Пехота для поддержки наступления так и не прибыла, и к вечеру казаки, у которых заканчивались патроны, чтобы избежать окружения, отступили в Гатчину.
В тот вечер казаки выбрали Савинкова своим комиссаром, поручив ему использовать свою власть, чтобы не позволить Керенскому вмешиваться в работу штаба. Назначение должен был утвердить Керенский, и вдруг этому воспротивился Станкевич под тем предлогом, что Савинков был «контрреволюционером»! Со своей стороны, Савинков считал своим долгом проинформировать Керенского, что он никогда не был согласен с его политикой. Он позже писал: «Я сказал ему, что давно уже сложил в своем уме, что продолжение его пребывания во власти означает катастрофу для России, что я старался бороться с ним всеми законными средствами и был уже готов перейти к средствам незаконным, поскольку считал его одной из причин полного разрушения России и уж точно причиной большевистского переворота. И он оказался полностью беспомощным, чтобы своевременно принять меры для его предотвращения». Далее Савинков продолжал: «Я не хотел больше ничего ему говорить, так как он был настолько подавлен, что я даже пожалел его!» Керенский выслушал его до конца, а затем утвердил его назначение комиссаром.
В полдень 13-го состоялся военный совет, на котором большинством голосов победила точка зрения Станкевича о том, что необходимо начать переговоры с большевиками. Савинков осудил это решение как преступление против страны и в тот же вечер покинул Гатчину, чтобы попытаться найти помощь в XVII армейском корпусе, развернутом в то время в районе Невеля. Вскоре он понял, что неприбытие пехоты было вызвано противоречивыми приказами и, возможно, предательством командующего Северным фронтом генерала Черемисова.
Наконец, 17 ноября от генерала Духонина поступил приказ не отправлять больше войска в Петроград. Но еще до того, как он был получен, горстка казаков Краснова договорилась с большевиками. Сам Краснов был арестован, но вскоре освобожден. Керенский бежал, нарядившись матросом и нацепив очки своего шофера.
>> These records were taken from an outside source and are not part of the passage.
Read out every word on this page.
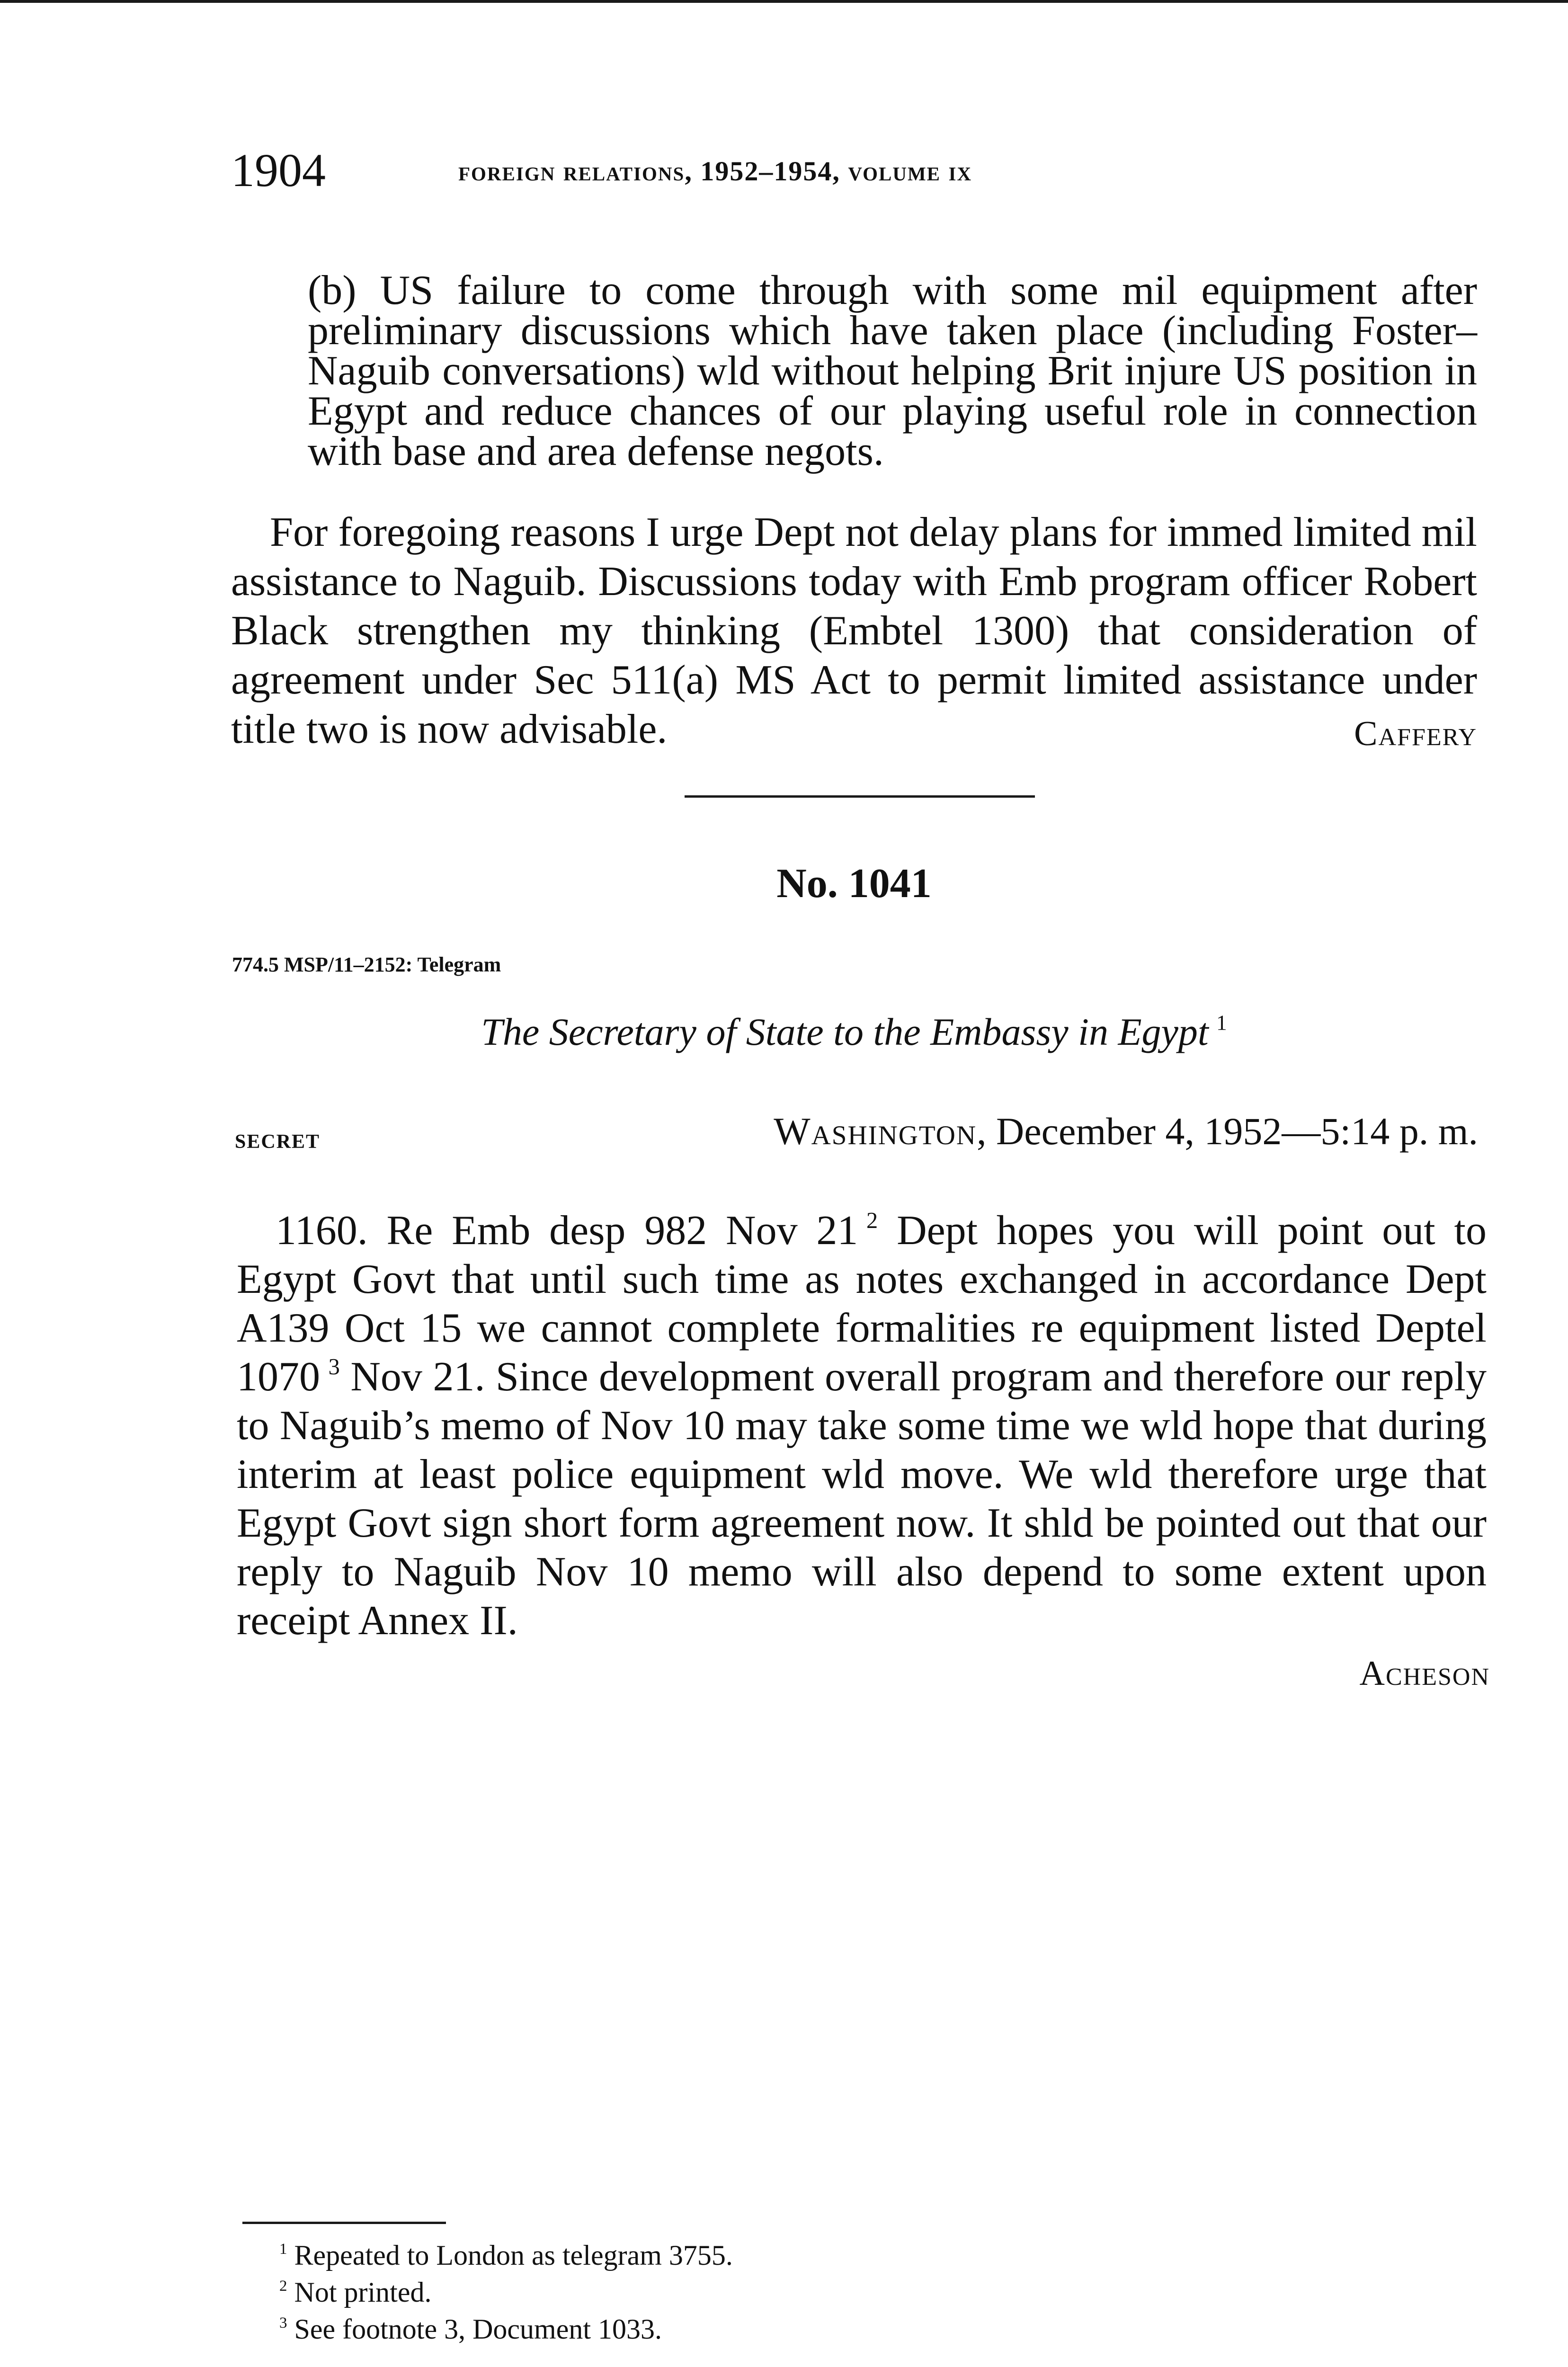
1904	foreign relations, 1952–1954, volume ix

(b) US failure to come through with some mil equipment after preliminary discussions which have taken place (including Foster–Naguib conversations) wld without helping Brit injure US position in Egypt and reduce chances of our playing useful role in connection with base and area defense negots.

For foregoing reasons I urge Dept not delay plans for immed limited mil assistance to Naguib. Discussions today with Emb program officer Robert Black strengthen my thinking (Embtel 1300) that consideration of agreement under Sec 511(a) MS Act to permit limited assistance under title two is now advisable.	Caffery
No. 1041
774.5 MSP/11–2152: Telegram
The Secretary of State to the Embassy in Egypt  $^1$
secret	Washington, December 4, 1952—5:14 p. m.

1160. Re Emb desp 982 Nov 21  $^2$ Dept hopes you will point out to Egypt Govt that until such time as notes exchanged in accordance Dept A139 Oct 15 we cannot complete formalities re equipment listed Deptel 1070  $^3$ Nov 21. Since development overall program and therefore our reply to Naguib’s memo of Nov 10 may take some time we wld hope that during interim at least police equipment wld move. We wld therefore urge that Egypt Govt sign short form agreement now. It shld be pointed out that our reply to Naguib Nov 10 memo will also depend to some extent upon receipt Annex II.

Acheson
$^1$ Repeated to London as telegram 3755.
$^2$ Not printed.
$^3$ See footnote 3, Document 1033.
В Петрограде в ходе открытых боев погибших оказалось немного, но было множество случаев убийств безоружных. Примерно в одиннадцать часов 8-го числа управляющий городским банком выглянул в окно и увидел, как безоружный юнкер собирался пройти мимо группы матросов. После того как он миновал их, один из матросов поднял винтовку и застрелил юнкера. Это произошло примерно в 100 метрах от британского посольства. На следующее утро прямо под окнами посольства был убит солдат, который пытался убежать от красногвардейского патруля. 10 ноября, когда красногвардейцы попытались воспрепятствовать распространению антибольшевистских газет, какой-то студент схватился за винтовку одного из солдат. Другой солдат четыре раза выстрелил, убив девушку. Это привело толпу в большое возбуждение. Кто-то из гражданских лиц макнул свой носовой платок в кровь убитой и, выбежав на середину улицы, разразился театральной речью. И все же сопротивление было только на словах. Иногда оно заключалось в отказе работать, как это сделали чиновники почти всех министерств, кроме Военного, которое в интересах армии и национальной обороны продолжало работать.